Story has been updated with comments from Senator Corker representative Micah Johnson.

Shares of CBL & Associates Properties (CBL - Get Report) plunged Wednesday in the wake of a report that the real estate investment trust is under investigation for alleged accounting fraud. Moreover, the company's ties to a potential Donald Trump vice-president pick is also in the mix.

The Wall Street Journal reported late Tuesday that both the FBI and SEC are looking into whether officials at the Chattanooga, Tenn.-based company fudged information on financial statements to banks when applying for financing arrangements. Citing people familiar with the matter, the report indicates law-enforcement officials have talked to former CBL employees who say the company inflated rental incomes and occupancy rates.

CBL shares plunged in reaction, falling 12.1% to $9.10 in late-morning trading Wednesday.

The company issued a statement denying the allegations, calling them "completely baseless" and saying that neither it nor its executives have been contacted by the FBI, SEC or any regulatory agency regarding accounting and financial practices. CBL did not immediately return request for comment.

The WSJ report also alleges that, separately, the FBI and SEC are delving into the relationship between CBL and U.S. Senator Bob Corker of Tennessee. Corker has made millions of dollars in trading the company's stock in recent years, and while investigators have found no evidence to suggest wrongdoing, they are interested in learning more about his practices and ties to CBL management.
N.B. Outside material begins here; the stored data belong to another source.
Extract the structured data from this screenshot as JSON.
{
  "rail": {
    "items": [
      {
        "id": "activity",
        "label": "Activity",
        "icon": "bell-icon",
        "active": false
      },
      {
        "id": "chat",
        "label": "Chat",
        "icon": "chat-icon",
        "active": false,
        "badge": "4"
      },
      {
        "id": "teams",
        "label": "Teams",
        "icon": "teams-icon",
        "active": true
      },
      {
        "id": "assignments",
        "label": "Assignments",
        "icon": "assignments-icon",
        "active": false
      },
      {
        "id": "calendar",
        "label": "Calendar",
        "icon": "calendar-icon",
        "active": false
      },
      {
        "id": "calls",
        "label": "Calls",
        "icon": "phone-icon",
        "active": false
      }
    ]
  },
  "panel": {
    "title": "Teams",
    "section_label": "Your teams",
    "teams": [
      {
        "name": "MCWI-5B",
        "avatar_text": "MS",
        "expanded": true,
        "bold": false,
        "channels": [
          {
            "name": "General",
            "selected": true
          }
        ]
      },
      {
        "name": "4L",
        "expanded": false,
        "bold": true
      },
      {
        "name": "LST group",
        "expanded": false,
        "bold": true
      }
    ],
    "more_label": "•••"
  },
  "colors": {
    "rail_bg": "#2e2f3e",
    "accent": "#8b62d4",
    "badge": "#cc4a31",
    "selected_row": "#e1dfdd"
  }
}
Corker has failed to properly disclose several CBL trades (not all of which made him money) on personal finance statements he is required to file with Congress. WSJ points to one case in 2011 and 2012 when the senator appears to have made between $420,000 and $2.1 million on the stock and another transaction a couple of years before where he likely made at least $1 million.

Micah Johnson, a spokeswoman for Corker, called the charges "baseless" in a statement to the WSJ

WSJ isn't the only entity that has called into question Corker's well-timed CBL trades. The Campaign for Accountability, a nonpartisan organization that seeks to "expose misconduct and malfeasance in public life," has sounded alarm bells on the issue as well.

In November, the group filed a complaint with the SEC and Senate Select Committee on Ethics alleging Corker may have engaged in insider trading and made false statements in disclosure forms related to CBL, citing previous WSJ reports. It filed a second complaint in March saying that Corker may have failed to disclose at least $2 million in income from at least six hedge funds.

"The financial disclosure forms of members of Congress can be extremely revealing, and it's one of the tools that we rely on to look for irregularities or, in this case, what we believe is outright illegal conduct," said Anne Weismann, executive director of the Campaign for Accountability, in a phone interview with TheStreet. "The more we dug, the more we found out."

Johnson dismissed the group's charges in an email to TheStreet. "A politically-motivated special interest group that refuses to disclose its donors continues to make baseless charges against Senator Corker, and we know that any effort to examine his actions will result in their smear campaign being discredited," she wrote.

This latest WSJ report comes at an interesting moment, as Corker is reported to be on presumptive Republican presidential nominee Donald Trump's short-list for vice presidential picks.

The pair met in New York on Monday, prompting speculation that Corker, who is chairman of the Senate Foreign Relations Committee, might be under consideration to join Trump on the GOP ticket this fall. The senator downplayed the buzz, telling reporters outside of Trump Tower he has "no reason whatsoever" to think he is being considered for VP, The Hill reported. "This was a meeting between two people who didn't know each other except over phone calls, getting to know one another," he said.

A Trump spokesperson did not respond to request for comment on whether Corker is under consideration.